We should have weighed it, but we didn’t.  Suffice to say that the chicken was huge.  It fed my husband and me for over a week.  We grilled the legs, wings, and thighs.  Pan fried one-half of the breast (which fed us both) and topped it with olives.  Halved the other half of the breast and used one half to top a salad and the other half to make chicken fried rice.  Of course we had leftovers, and those were mostly mixed together for sandwiches, salad, etc.  We also made chicken stock for the first time by using the bones and meat that clings to the bones.  Considering the entire chicken only cost $10, we ate some pretty cheap meals, and all were absolutely delicious.  I have read that truly free-range, happy chickens (I think this makes them happy) that are allowed to roam about and eat bugs taste more “chickenier,” and I can now say that I agree.  May sound crazy, but, somehow, I could taste the chicken more.  It didn’t just taste like whatever I seasoned it with.  It tasted like chicken.
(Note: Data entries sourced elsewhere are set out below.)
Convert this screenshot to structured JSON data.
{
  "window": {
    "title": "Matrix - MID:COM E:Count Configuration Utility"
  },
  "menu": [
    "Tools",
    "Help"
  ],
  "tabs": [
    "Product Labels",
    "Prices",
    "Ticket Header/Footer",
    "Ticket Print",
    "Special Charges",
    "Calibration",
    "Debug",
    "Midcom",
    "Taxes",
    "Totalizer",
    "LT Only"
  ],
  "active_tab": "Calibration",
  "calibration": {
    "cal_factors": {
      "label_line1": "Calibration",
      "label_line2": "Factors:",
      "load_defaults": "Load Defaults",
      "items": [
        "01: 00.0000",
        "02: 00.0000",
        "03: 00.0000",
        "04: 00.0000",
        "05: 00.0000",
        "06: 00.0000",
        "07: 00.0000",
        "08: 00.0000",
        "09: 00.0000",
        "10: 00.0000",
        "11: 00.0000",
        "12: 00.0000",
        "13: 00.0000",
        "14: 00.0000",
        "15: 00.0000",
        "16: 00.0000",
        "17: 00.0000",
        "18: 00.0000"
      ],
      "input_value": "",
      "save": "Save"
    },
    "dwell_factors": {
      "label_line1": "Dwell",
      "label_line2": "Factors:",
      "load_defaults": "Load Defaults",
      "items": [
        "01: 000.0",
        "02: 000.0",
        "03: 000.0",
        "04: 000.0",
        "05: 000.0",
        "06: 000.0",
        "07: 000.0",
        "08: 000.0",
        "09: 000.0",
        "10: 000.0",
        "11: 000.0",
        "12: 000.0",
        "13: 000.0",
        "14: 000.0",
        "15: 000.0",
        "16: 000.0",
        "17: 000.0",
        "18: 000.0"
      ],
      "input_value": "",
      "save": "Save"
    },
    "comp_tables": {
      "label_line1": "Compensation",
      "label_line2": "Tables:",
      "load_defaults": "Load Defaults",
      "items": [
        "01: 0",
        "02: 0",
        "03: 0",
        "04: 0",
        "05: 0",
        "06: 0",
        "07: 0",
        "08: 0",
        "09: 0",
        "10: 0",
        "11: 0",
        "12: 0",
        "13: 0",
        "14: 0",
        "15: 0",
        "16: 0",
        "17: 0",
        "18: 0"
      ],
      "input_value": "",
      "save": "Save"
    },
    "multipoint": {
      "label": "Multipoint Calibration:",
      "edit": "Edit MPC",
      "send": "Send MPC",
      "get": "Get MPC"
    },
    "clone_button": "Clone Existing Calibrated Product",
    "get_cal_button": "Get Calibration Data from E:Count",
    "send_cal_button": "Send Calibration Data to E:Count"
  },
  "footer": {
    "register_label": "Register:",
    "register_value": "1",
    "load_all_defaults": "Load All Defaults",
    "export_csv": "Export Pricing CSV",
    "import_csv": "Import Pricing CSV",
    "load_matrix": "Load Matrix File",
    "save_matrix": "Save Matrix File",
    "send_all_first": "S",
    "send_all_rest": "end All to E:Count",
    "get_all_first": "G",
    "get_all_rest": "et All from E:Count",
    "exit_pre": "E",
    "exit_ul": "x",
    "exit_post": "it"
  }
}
Their Web site advertises a CSA (community supported agriculture) effort this year, but I plan to grow pretty much all I’ll need on my own.  As for chicken, they are almost out of the last batch processed, but I’m told they should have more ready in May.


This is in the biggest bowl we own.

Lessons learned:
1.  Local, responsibly-raised food tastes better.
2.  Local, responsibly-raised food, despite all expectations, is cheaper than factory food from somewhere else.
3.  Owners of local, family farms are kind and honest.

Take a look at that half a breast. Huge. I know.